A measurement is useful when it would change a decision. Most hallucination metrics in the wild fail this test: they wobble too much to gate a deploy, and they correlate weakly with what users complain about. This post walks through the rubric we use on every 47hq engagement.
The shape of a useful metric
We want a number that (a) moves when the system gets meaningfully worse, (b) doesn't move when prompts change cosmetically, and (c) maps to user-facing failure modes.
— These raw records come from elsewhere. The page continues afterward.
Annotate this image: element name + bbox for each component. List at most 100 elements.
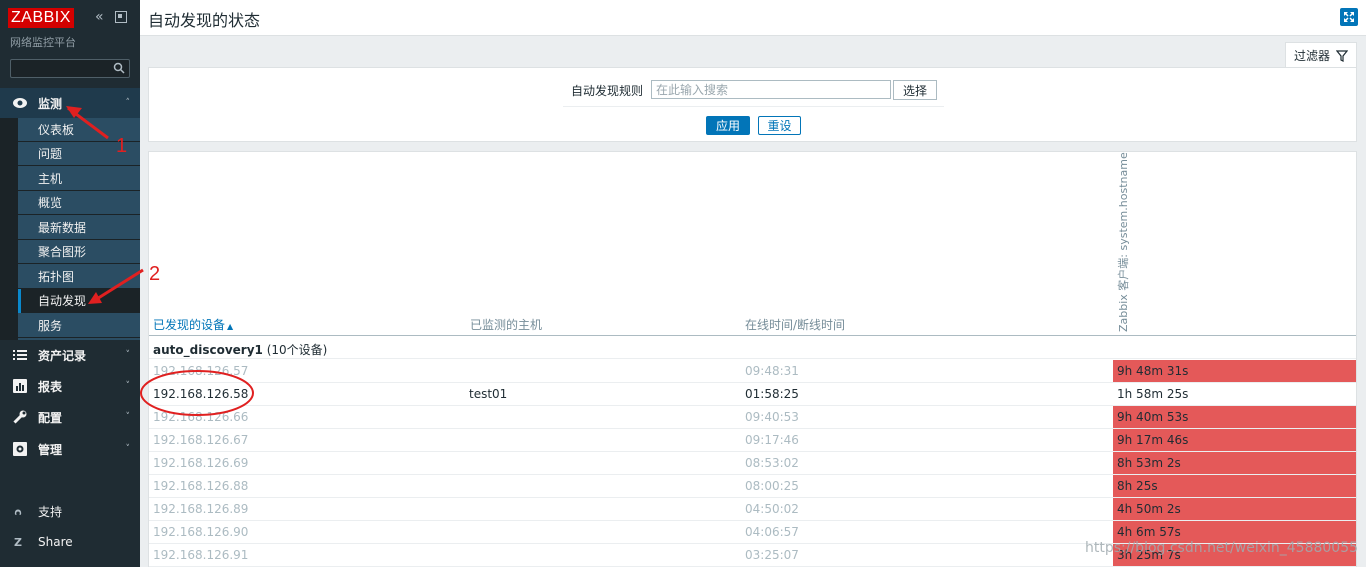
uptime-cell: 08:53:02 bbox=[745, 456, 799, 470]
reset-button[interactable]: 重设 bbox=[758, 116, 801, 135]
fullscreen-button[interactable] bbox=[1340, 8, 1358, 26]
submenu-item-services[interactable]: 服务 bbox=[18, 314, 140, 338]
uptime-cell: 09:40:53 bbox=[745, 410, 799, 424]
uptime-cell: 04:06:57 bbox=[745, 525, 799, 539]
support-label: 支持 bbox=[38, 504, 63, 519]
discovery-table: Zabbix 客户端: system.hostname 已发现的设备 ▲ 已监测的… bbox=[148, 151, 1357, 567]
monitored-host-link[interactable]: test01 bbox=[469, 387, 507, 401]
uptime-cell: 04:50:02 bbox=[745, 502, 799, 516]
select-button[interactable]: 选择 bbox=[893, 80, 937, 100]
menu-reports[interactable]: 报表 ˅ bbox=[0, 371, 140, 401]
menu-configuration[interactable]: 配置 ˅ bbox=[0, 402, 140, 432]
column-header-device-label: 已发现的设备 bbox=[153, 318, 226, 332]
page-header: 自动发现的状态 bbox=[140, 0, 1366, 36]
check-status-cell: 1h 58m 25s bbox=[1113, 383, 1356, 405]
submenu-item-discovery[interactable]: 自动发现 bbox=[18, 289, 140, 313]
collapse-sidebar-icon[interactable]: « bbox=[95, 10, 109, 24]
group-header: auto_discovery1 (10个设备) bbox=[153, 341, 327, 358]
submenu-label: 自动发现 bbox=[38, 294, 87, 308]
submenu-label: 服务 bbox=[38, 319, 63, 333]
headset-icon: ᴒ bbox=[14, 504, 22, 518]
column-header-device[interactable]: 已发现的设备 ▲ bbox=[153, 316, 233, 333]
device-ip: 192.168.126.66 bbox=[153, 410, 249, 424]
table-row: 192.168.126.66 09:40:53 9h 40m 53s bbox=[149, 406, 1356, 429]
gear-icon bbox=[12, 441, 28, 457]
check-status-cell: 9h 40m 53s bbox=[1113, 406, 1356, 428]
funnel-icon bbox=[1336, 49, 1348, 62]
uptime-cell: 08:00:25 bbox=[745, 479, 799, 493]
menu-inventory[interactable]: 资产记录 ˅ bbox=[0, 340, 140, 370]
search-icon[interactable] bbox=[113, 62, 125, 74]
device-ip: 192.168.126.88 bbox=[153, 479, 249, 493]
filter-panel: 自动发现规则 选择 应用 重设 bbox=[148, 67, 1357, 142]
submenu-item-dashboard[interactable]: 仪表板 bbox=[18, 118, 140, 142]
bar-chart-icon bbox=[12, 378, 28, 394]
submenu-item-hosts[interactable]: 主机 bbox=[18, 167, 140, 191]
watermark: https://blog.csdn.net/weixin_45880055 bbox=[1085, 540, 1359, 556]
submenu-label: 拓扑图 bbox=[38, 270, 75, 284]
uptime-cell: 09:17:46 bbox=[745, 433, 799, 447]
submenu-item-problems[interactable]: 问题 bbox=[18, 142, 140, 166]
table-row: 192.168.126.57 09:48:31 9h 48m 31s bbox=[149, 360, 1356, 383]
device-ip: 192.168.126.67 bbox=[153, 433, 249, 447]
menu-configuration-label: 配置 bbox=[38, 410, 63, 425]
sidebar: ZABBIX 网络监控平台 « 监测 ˄ 仪表板 问题 主机 概览 最新数据 聚… bbox=[0, 0, 140, 567]
sidebar-search-input[interactable] bbox=[10, 59, 130, 78]
page-title: 自动发现的状态 bbox=[148, 11, 261, 30]
device-ip: 192.168.126.58 bbox=[153, 387, 249, 401]
submenu-label: 概览 bbox=[38, 196, 63, 210]
menu-monitoring-label: 监测 bbox=[38, 96, 63, 111]
filter-tab-label: 过滤器 bbox=[1293, 49, 1330, 63]
share-link[interactable]: Z Share bbox=[0, 530, 140, 554]
share-icon: Z bbox=[14, 535, 22, 549]
menu-monitoring[interactable]: 监测 ˄ bbox=[0, 88, 140, 118]
discovery-rule-input[interactable] bbox=[651, 80, 891, 99]
fullscreen-icon bbox=[1344, 12, 1354, 22]
menu-administration[interactable]: 管理 ˅ bbox=[0, 434, 140, 464]
menu-administration-label: 管理 bbox=[38, 442, 63, 457]
table-row: 192.168.126.88 08:00:25 8h 25s bbox=[149, 475, 1356, 498]
submenu-label: 聚合图形 bbox=[38, 245, 87, 259]
check-status-cell: 9h 17m 46s bbox=[1113, 429, 1356, 451]
chevron-down-icon: ˅ bbox=[125, 444, 131, 454]
uptime-cell: 01:58:25 bbox=[745, 387, 799, 401]
submenu-item-overview[interactable]: 概览 bbox=[18, 191, 140, 215]
check-status-cell: 9h 48m 31s bbox=[1113, 360, 1356, 382]
eye-icon bbox=[12, 95, 28, 111]
filter-tab[interactable]: 过滤器 bbox=[1285, 42, 1357, 68]
submenu-item-latest-data[interactable]: 最新数据 bbox=[18, 216, 140, 240]
check-status-cell: 4h 50m 2s bbox=[1113, 498, 1356, 520]
device-ip: 192.168.126.91 bbox=[153, 548, 249, 562]
discovery-rule-label: 自动发现规则 bbox=[571, 84, 644, 98]
table-row: 192.168.126.89 04:50:02 4h 50m 2s bbox=[149, 498, 1356, 521]
support-link[interactable]: ᴒ 支持 bbox=[0, 499, 140, 523]
device-ip: 192.168.126.69 bbox=[153, 456, 249, 470]
apply-button[interactable]: 应用 bbox=[706, 116, 750, 135]
filter-row: 自动发现规则 选择 bbox=[563, 80, 944, 107]
kiosk-mode-icon[interactable] bbox=[115, 11, 127, 23]
column-header-uptime: 在线时间/断线时间 bbox=[745, 318, 846, 332]
share-label: Share bbox=[38, 535, 73, 549]
chevron-down-icon: ˅ bbox=[125, 381, 131, 391]
sort-asc-icon: ▲ bbox=[227, 322, 234, 331]
submenu-label: 仪表板 bbox=[38, 123, 75, 137]
chevron-up-icon: ˄ bbox=[125, 98, 131, 108]
menu-inventory-label: 资产记录 bbox=[38, 348, 87, 363]
logo-wrap[interactable]: ZABBIX bbox=[8, 8, 74, 28]
check-status-cell: 8h 25s bbox=[1113, 475, 1356, 497]
wrench-icon bbox=[12, 409, 28, 425]
group-name: auto_discovery1 bbox=[153, 343, 263, 357]
uptime-cell: 03:25:07 bbox=[745, 548, 799, 562]
submenu-item-maps[interactable]: 拓扑图 bbox=[18, 265, 140, 289]
submenu-label: 最新数据 bbox=[38, 221, 87, 235]
logo-subtitle: 网络监控平台 bbox=[10, 36, 76, 49]
submenu-item-screens[interactable]: 聚合图形 bbox=[18, 240, 140, 264]
zabbix-logo[interactable]: ZABBIX bbox=[8, 8, 74, 28]
device-ip: 192.168.126.89 bbox=[153, 502, 249, 516]
device-ip: 192.168.126.90 bbox=[153, 525, 249, 539]
table-row: 192.168.126.69 08:53:02 8h 53m 2s bbox=[149, 452, 1356, 475]
submenu-label: 问题 bbox=[38, 147, 63, 161]
table-row: 192.168.126.67 09:17:46 9h 17m 46s bbox=[149, 429, 1356, 452]
device-ip: 192.168.126.57 bbox=[153, 364, 249, 378]
list-icon bbox=[12, 347, 28, 363]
That last criterion kills 80% of off-the-shelf benchmarks.
# rubric.py
RUBRIC = """
Score the assistant's answer on a 0–3 scale:
3 — fully grounded in retrieved context, no unsupported claims
2 — mostly grounded, one inconsequential gap
1 — at least one load-bearing claim is unsupported
0 — answer contradicts the context
Return JSON: {"score": int, "unsupported_claims": [str]}
"""The "unsupported_claims" array is the load-bearing piece. It gives you a corpus of failure examples you can re-sample as your golden set.
What we run in CI
Every PR runs the suite at concurrency 8 against a 500-query golden set. If hallucination_rate >3% the merge is blocked. The gate is cheap to run and has caught two regressions in the last quarter that the team's eyeball reviews missed.